Applying for your baby’s passport isn’t as scary as you might think, mama! We’ve done all the digging and trawled through all the embassy jargon for you – that said, things are always subject to change so make sure you do all of your own research just in case. We’ve included Singapore’s largest English-speaking populations, but apologies if your country isn’t listed below. Check out this list of recommended photo studios. Wherever you go, make sure you know the correct size required for your country!

Here’s to happy travels (once we finally can travel!) with that brand new passport for the little ones…

United Kingdom


Is my child eligible for a Singaporean passport?
If one or both parents are Singaporean, and the child was born in Singapore, then yes. (Children born abroad with at least one Singaporean parent are also eligible.)

What do I need to apply for?
Just the passport. However you have a few options, you can either do it via post or online.

What do I need?

  • Identity Card number, Birth Certificate number or Citizenship Certificate number
  • A recent passport colour photograph (35mm x 45mm) taken against a white background (photo guidelines available here)
  • Passport expiry date for a current Singapore passport if you are renewing the passport
  • S$70 for online or post applications

For applications by post/deposit, you have to either mail your application form and photograph to Passports Unit, Citizen Services Centre, Level 2, ICA Building, 10 Kallang Road, Singapore 208718 or drop it off in the deposit box outside of the ICA Building. For an online application, simply visit the application page here. For all of these processes however, you’ll get a letter in the post stating when your passport is available for collection.

What about National Service?
All male Singaporean citizens (including those born abroad), as well as male sons of PR-holders, are required to do National Service.
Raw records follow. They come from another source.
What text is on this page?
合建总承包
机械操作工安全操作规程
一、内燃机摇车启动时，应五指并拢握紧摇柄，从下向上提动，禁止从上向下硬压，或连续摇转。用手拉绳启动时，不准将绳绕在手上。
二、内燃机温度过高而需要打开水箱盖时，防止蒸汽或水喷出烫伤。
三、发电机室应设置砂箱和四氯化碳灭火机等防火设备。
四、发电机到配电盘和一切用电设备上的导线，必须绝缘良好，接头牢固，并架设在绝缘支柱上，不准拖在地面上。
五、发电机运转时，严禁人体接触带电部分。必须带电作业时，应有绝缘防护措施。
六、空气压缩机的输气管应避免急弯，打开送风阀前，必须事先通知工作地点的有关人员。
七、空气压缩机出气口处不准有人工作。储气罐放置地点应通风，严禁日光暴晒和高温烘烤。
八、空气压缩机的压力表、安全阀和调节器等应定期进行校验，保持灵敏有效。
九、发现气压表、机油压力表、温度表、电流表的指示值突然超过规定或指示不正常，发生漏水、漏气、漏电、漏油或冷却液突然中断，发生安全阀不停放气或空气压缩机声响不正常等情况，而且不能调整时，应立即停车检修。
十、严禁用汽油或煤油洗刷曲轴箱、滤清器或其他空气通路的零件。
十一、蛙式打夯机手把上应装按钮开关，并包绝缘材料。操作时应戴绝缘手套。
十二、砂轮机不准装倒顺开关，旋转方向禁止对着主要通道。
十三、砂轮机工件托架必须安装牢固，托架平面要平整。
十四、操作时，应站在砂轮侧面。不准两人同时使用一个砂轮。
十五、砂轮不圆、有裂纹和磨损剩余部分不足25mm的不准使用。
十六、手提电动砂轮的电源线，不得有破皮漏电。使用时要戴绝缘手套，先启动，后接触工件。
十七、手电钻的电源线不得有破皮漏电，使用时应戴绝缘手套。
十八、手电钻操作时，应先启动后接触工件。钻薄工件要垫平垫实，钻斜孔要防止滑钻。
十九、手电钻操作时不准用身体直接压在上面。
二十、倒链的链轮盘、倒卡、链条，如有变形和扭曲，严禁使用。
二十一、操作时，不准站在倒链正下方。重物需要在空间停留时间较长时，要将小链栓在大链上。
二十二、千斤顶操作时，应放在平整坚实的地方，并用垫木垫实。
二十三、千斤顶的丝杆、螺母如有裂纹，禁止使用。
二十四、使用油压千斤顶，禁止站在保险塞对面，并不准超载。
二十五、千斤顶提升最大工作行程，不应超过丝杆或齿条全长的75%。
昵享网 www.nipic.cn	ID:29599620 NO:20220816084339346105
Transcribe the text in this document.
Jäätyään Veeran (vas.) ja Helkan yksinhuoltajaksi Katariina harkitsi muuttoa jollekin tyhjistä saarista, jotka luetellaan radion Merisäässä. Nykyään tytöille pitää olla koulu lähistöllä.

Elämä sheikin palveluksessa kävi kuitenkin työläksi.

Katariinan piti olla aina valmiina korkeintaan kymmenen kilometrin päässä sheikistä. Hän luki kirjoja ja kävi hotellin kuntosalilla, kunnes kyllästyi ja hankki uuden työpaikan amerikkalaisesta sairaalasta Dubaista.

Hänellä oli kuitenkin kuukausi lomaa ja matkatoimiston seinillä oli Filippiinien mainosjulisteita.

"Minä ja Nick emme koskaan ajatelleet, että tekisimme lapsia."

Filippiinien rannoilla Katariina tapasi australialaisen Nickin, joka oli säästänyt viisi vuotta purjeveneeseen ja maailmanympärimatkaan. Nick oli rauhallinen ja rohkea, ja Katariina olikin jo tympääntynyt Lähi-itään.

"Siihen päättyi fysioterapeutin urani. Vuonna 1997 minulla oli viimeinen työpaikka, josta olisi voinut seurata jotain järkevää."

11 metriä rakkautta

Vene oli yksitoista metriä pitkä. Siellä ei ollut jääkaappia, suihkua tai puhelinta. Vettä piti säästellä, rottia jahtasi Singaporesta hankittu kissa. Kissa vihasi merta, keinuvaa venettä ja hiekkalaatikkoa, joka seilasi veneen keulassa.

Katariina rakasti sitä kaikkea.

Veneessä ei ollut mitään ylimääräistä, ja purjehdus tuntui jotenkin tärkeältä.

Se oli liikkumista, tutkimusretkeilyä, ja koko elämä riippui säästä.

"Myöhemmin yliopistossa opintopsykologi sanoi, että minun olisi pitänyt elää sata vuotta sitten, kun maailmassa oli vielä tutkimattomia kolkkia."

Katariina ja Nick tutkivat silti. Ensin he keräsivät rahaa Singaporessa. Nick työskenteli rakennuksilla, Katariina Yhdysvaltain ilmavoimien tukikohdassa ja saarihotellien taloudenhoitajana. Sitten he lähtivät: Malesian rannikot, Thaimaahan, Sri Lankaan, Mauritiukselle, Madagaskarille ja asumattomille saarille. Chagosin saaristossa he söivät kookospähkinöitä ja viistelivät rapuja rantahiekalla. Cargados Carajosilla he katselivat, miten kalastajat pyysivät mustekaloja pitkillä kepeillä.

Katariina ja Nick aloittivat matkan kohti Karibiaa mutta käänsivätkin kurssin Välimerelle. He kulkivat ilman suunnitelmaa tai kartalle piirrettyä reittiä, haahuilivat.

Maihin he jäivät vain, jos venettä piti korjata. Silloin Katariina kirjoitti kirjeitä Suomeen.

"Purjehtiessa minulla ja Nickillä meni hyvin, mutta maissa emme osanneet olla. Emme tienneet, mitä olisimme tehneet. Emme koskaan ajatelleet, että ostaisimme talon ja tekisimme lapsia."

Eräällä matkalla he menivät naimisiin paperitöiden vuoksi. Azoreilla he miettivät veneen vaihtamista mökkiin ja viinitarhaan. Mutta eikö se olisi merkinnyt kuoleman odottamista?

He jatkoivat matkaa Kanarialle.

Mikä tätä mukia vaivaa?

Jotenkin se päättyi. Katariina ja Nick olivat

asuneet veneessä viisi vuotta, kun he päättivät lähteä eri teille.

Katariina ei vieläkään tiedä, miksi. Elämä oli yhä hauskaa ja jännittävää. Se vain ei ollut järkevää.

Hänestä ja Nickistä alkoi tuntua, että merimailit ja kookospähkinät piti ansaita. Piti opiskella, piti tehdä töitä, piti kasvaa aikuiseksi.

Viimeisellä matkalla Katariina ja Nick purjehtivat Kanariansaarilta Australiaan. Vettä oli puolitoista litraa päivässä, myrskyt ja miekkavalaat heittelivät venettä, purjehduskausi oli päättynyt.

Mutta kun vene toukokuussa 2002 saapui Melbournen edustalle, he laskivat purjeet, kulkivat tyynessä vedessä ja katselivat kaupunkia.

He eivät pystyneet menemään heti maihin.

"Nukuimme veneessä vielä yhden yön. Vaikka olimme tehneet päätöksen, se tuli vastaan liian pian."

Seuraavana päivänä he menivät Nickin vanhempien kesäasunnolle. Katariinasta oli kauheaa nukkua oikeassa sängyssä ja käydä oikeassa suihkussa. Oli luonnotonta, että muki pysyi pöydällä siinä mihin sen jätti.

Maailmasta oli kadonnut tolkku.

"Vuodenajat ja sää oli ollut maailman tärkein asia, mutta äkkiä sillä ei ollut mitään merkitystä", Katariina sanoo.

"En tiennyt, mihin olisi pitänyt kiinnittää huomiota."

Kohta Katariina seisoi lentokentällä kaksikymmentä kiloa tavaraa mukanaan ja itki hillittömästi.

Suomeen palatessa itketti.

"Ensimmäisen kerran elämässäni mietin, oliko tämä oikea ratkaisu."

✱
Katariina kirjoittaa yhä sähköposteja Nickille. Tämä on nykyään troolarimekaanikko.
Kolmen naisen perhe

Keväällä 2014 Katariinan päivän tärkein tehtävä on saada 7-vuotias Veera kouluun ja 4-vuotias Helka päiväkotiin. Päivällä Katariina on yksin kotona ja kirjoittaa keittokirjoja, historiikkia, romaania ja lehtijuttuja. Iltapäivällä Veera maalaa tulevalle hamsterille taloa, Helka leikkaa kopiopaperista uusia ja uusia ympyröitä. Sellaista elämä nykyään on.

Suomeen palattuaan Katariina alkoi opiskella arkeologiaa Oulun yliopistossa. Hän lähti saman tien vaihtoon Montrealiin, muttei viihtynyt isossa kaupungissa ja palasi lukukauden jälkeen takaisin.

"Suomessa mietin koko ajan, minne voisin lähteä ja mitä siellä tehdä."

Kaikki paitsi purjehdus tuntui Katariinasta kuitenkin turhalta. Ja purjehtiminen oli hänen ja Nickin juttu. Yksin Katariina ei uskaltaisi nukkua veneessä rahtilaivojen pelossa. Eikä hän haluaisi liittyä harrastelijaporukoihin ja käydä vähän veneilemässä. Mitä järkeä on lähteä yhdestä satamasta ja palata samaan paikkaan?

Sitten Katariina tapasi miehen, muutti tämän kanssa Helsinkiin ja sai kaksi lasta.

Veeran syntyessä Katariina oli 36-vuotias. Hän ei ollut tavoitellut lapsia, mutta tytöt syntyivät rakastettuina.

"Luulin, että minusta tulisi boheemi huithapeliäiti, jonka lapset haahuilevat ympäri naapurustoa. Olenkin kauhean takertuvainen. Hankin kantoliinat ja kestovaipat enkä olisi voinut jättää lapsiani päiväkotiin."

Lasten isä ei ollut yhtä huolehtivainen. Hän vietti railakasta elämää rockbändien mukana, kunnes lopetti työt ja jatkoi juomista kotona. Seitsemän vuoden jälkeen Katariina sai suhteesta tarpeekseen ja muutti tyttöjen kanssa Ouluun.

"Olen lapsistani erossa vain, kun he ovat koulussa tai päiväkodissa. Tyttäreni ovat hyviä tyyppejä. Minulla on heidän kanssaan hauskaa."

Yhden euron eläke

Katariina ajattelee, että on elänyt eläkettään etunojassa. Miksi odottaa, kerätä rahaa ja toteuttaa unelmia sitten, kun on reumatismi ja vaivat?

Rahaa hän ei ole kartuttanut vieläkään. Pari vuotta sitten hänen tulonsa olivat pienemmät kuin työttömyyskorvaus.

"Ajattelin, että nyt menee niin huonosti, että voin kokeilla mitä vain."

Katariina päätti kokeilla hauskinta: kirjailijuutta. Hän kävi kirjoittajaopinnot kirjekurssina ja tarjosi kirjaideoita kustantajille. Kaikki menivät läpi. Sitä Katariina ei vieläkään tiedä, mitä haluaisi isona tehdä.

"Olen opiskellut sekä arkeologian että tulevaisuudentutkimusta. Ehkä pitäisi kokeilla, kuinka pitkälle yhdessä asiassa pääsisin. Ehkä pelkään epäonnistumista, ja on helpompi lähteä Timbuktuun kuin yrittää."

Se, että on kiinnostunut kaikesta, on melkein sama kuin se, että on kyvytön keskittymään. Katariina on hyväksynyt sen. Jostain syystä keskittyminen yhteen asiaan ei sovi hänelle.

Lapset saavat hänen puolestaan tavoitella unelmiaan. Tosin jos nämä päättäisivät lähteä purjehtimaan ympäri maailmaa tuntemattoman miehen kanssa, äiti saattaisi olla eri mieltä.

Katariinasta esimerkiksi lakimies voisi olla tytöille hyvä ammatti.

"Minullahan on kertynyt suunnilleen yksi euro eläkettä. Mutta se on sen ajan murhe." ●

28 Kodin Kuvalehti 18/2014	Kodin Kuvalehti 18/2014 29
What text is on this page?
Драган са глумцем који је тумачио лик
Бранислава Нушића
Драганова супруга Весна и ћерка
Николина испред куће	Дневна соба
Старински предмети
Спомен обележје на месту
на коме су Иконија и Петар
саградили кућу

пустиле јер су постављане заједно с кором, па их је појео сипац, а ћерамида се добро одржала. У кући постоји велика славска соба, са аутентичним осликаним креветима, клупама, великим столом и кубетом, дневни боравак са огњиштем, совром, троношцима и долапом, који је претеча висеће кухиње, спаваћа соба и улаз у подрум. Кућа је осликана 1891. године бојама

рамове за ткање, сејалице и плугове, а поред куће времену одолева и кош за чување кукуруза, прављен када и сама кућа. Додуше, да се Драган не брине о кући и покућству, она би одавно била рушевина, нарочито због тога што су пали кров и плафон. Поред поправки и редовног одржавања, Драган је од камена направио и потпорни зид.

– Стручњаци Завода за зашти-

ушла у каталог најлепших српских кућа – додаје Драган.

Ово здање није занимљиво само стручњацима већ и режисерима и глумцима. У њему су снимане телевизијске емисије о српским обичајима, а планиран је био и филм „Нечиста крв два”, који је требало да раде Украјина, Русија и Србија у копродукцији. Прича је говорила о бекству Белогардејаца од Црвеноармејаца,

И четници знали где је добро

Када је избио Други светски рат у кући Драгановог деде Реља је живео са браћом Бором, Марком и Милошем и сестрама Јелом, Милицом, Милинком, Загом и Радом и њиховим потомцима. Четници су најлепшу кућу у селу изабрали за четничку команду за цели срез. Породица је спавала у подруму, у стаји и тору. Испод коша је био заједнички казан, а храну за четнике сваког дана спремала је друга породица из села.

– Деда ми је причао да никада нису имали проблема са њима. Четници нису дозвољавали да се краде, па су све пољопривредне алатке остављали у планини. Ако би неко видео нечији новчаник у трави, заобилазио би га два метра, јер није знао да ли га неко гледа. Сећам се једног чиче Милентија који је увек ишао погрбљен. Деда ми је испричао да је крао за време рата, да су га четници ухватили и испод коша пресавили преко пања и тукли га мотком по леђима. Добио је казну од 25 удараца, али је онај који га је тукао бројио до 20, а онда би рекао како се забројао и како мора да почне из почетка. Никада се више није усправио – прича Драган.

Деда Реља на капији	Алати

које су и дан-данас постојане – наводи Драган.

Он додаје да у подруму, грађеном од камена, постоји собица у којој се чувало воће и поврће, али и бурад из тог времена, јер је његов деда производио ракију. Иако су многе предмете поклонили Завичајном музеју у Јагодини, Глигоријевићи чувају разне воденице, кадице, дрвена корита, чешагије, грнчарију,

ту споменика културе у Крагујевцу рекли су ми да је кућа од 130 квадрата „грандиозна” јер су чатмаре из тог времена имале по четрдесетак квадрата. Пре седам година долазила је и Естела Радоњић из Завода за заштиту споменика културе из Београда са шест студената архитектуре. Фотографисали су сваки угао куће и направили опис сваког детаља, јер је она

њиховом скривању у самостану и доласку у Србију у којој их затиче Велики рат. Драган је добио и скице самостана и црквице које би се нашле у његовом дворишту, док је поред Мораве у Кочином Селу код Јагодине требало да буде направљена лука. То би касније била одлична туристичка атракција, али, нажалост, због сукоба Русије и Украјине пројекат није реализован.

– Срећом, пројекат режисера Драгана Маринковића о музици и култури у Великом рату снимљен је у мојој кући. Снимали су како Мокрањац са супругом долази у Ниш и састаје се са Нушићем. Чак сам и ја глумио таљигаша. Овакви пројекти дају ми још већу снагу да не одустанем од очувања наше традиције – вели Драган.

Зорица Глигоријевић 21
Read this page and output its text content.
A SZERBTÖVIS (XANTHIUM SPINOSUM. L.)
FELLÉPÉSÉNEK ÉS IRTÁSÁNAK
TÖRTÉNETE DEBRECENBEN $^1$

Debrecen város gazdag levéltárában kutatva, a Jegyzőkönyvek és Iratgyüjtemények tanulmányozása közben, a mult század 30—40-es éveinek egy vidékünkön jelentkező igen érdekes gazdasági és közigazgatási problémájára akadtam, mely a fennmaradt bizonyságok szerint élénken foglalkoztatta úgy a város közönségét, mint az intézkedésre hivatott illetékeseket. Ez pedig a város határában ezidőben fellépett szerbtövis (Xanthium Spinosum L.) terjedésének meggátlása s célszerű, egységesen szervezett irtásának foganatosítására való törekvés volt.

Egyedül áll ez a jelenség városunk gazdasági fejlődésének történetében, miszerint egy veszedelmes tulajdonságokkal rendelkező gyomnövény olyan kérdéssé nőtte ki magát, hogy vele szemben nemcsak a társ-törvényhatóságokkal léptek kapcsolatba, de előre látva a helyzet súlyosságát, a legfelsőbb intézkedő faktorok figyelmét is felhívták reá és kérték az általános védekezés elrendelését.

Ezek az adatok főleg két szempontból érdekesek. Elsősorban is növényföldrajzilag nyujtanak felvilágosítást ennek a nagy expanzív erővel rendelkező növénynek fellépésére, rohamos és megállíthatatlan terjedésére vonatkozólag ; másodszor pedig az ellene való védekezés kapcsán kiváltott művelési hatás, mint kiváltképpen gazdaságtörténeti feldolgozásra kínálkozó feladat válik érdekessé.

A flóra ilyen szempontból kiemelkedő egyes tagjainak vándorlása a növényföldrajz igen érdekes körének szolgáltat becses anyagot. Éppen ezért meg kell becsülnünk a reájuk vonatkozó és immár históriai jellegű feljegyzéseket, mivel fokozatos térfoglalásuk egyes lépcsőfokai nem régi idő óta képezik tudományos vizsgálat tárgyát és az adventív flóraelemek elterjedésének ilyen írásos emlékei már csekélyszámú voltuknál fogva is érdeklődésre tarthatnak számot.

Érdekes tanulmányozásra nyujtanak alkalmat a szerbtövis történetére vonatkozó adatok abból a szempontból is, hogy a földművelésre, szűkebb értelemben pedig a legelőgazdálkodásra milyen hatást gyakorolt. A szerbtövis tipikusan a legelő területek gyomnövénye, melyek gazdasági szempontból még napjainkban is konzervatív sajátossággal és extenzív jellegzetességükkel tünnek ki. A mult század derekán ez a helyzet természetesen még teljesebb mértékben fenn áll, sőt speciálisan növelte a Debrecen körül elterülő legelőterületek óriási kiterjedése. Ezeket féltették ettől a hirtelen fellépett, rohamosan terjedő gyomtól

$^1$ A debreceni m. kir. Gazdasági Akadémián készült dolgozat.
The only ways we’ve heard about getting around this involve leaving Singapore and never coming back again — and who would want to do that?


Is my child eligible?
If either you or your partner are recognised as a bonafide Aussie citizen, then your child qualifies for an Australian passport.

What do I need to apply for?
On top of a regular passport application, you’ll have to fill out a form to qualify your baby as an Australian citizen by descent first. This form can now be submitted online (or physically, based on your convenience).

What do I need to bring to my appointment?
Here’s a quick list of everything below that you’ll need for both appointments. Tip: there’s a photo booth at the Australian High Commission in case you don’t have the time to sort one out at home!

Australian Citizen by Descent

Children born outside Australia to at least one Australian citizen parent may be eligible under the Australian Citizenship Act to be registered as an Australian Citizen by Descent (CBD). Applications for CBD can now be lodged online (hurrah!). To make an online application, visit this link. Should you prefer to lodge a paper application in person, head to the Australian Visa Application Centre (AVAC) but note that you will incur a service fee in addition to the Visa Application Charge.

  • Passport fees are all broken down here.
  • One endorsed colour passport sized photographs of the applicant
  • Applicant’s birth certificate listing details of natural parents (original and copy, or a notarised* copy of the original – if providing the original, it will be returned to you with the citizenship certificate).
  • Personal identification page(s) of passports (i.e.: name, date of birth, passport number, validity and signature page) in colour for both parents.
  • Both parents’ Singapore Identity Card (if applicable)
  • For parents who obtained Citizenship by Descent, the Extract Certificate from Register of Australian Citizenship by Descent or an Australian passport issued after 22/11/1984, for parents who obtained Australian citizenship by grant, the original certificate or an Australian passport issued after 22/11/1984.
  • Marriage certificate for parents (if applicable)
  • If any person has had a legal change of name, the document showing the name change (e.g. marriage certificate or change of name certificate).

We found this catch-all landing page for children’s passports to be the most helpful!

Passport Appointment
Next, get an appointment and head to the embassy. Note: You must book an appointment before you head to the embassy. Here’s what you will need to carry with you to your appointment.

  • The completed and signed Australian Passport Overseas Application form.
  • The child’s most recent Australian passport, if applicable.
  • Proof of the child’s citizenship and birth certificate.
  • Two passport photos.
  • Additional documents if any.
  • Proof of your own identity that has a photo and signature. If you have an Australian passport, do bring that along.
  • Proof of your address in Singapore.

You’ll then have to wait about three weeks to get your passport sent back to you. Passports will be delivered by Singapore Registered Mail to a local address, free of charge!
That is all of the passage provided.